American politician and businessman

William "Bill" Mattiace is an American politician and businessman who currently serves as a member of the Las Cruces City Council and previously served as the mayor of Las Cruces from 2003 to 2007.

== Early and personal life ==
Mattiace is originally from Long Island, moving to Las Cruces to attend New Mexico State University for Elementary Education. In 1976, Mattiace opened Las Cruces Vocational College, which later became Doña Ana Community College. He also worked at several local car dealerships.

== Political career ==

=== Mayorship ===

Mattiace was elected Mayor of Las Cruces in 2003. That same year, he was criticized for conducting business with fellow councilmembers, leading his office to remove their doors to increase perceptions of transparency.

In 2007, Mattiace lost re-election against then-Las Cruces City Council member and Democrat Ken Miyagishima by 80 votes.

After his mayorship, Mattiace also served as executive director of the New Mexico Border Authority.

==== 2019 election ====
Mattiace ran in the 2019 mayoral election in Las Cruces, seeking to unseat Miyagishima's attempt at a fourth term. Mattiace lost to Miyagishima in the instant runoff ranked-choice voting, having initially garnered around 20% of the vote to Miyagishima's 37%.

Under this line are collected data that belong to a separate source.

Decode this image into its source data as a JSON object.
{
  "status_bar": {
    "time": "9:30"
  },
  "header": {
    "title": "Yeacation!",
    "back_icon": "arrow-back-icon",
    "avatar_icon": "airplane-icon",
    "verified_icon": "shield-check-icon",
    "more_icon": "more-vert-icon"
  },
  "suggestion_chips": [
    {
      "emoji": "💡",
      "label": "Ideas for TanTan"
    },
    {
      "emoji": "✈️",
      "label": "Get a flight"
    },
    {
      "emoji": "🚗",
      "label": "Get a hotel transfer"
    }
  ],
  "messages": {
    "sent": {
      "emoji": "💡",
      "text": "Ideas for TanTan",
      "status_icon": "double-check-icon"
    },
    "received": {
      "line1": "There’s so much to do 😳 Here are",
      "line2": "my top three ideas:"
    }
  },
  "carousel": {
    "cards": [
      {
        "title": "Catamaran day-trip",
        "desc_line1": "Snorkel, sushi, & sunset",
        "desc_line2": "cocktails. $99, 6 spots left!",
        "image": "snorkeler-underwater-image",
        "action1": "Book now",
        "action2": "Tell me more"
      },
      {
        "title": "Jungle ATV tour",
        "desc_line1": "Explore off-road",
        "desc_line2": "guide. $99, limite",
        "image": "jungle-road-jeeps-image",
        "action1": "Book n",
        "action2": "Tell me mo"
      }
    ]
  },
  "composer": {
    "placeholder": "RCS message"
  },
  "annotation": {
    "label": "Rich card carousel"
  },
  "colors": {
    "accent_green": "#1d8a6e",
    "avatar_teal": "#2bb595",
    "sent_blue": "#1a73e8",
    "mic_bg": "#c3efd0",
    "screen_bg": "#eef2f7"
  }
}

=== Las Cruces City Council ===
Mattiace ran in the 2023 election for the 2nd District on the Las Cruces City Council, seeking to unseat the incumbent, Democrat Tessa Abyeta. His platform was focused on public safety and economic development. Mattiace won the election narrowly, and after Doña Ana County Clerk Amanda López Askin stated there would be no recount (due to the vote difference being above the 1% threshold), Mattiace was confirmed the winner.

During his tenure on the City Council, he has established himself as pro-business, and also criticizing city ordinance which altered zoning regulations.